First, treat every new idea — a feature, a redesign, a pivot — as a “hypothesis.” Will this change actually improve something users care about? Write it down in simple terms, like: “If we build an onboarding guide, new users will activate 20% faster.”
Now, here’s where the betting mindset helps. It asks:
- How confident are we?
- What info could prove us wrong?
- What’s the easiest, cheapest way to test this in the real world?
Quick bets matter because the future is fuzzy. If you gamble 12 months on a huge launch without real-world data, you might be in for a nasty surprise. Instead, top teams borrow from poker pros and run smaller experiments — MVPs, A/B tests, surveys with context. They measure, learn, and shift their bets if the early evidence says “nope.”
Spotify is a good example. Their “bets board” is a public way to show which pitches are actual priorities, what’s being tested, and which ones move on after the first round. Nothing sits still. If the initial result flops, the team adapts or walks away.

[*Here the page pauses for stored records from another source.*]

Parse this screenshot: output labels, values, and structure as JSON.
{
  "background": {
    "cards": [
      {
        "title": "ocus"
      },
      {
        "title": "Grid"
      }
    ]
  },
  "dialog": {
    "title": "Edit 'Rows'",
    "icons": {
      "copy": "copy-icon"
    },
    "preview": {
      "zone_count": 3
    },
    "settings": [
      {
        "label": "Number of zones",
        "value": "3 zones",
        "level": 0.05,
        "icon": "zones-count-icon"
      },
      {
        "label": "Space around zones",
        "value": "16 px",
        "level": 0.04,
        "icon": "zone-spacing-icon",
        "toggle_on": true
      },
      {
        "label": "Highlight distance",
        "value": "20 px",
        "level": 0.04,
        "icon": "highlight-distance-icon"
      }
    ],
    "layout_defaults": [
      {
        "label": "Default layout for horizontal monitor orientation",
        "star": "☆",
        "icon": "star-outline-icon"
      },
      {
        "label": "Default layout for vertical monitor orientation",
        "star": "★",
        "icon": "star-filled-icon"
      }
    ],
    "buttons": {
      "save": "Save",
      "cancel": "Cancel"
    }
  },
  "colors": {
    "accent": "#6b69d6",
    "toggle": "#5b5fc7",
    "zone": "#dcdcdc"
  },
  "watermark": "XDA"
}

This approach also helps avoid “resulting” — blaming or praising people based mainly on whether the final result was good or bad. Duke explains (via Evan's Notes):
“Just because you lose doesn’t mean you made a bad decision. And just because you win doesn’t mean you made a good one.”
The product is a game that combines luck and skill. Short, smart experiments let you learn fast, place more bets, and react before it’s too late.
So next time you face 20 options, resist the urge to play it safe and delay until you “know for sure.” Instead, pick a handful, write out hypotheses, and ask: “What’s our bet? How will we know if it’s working?” Ship small. Learn fast. Then double down where the evidence is strong.
That’s real product strategy: it’s not about avoiding risk, but managing it—one bet at a time.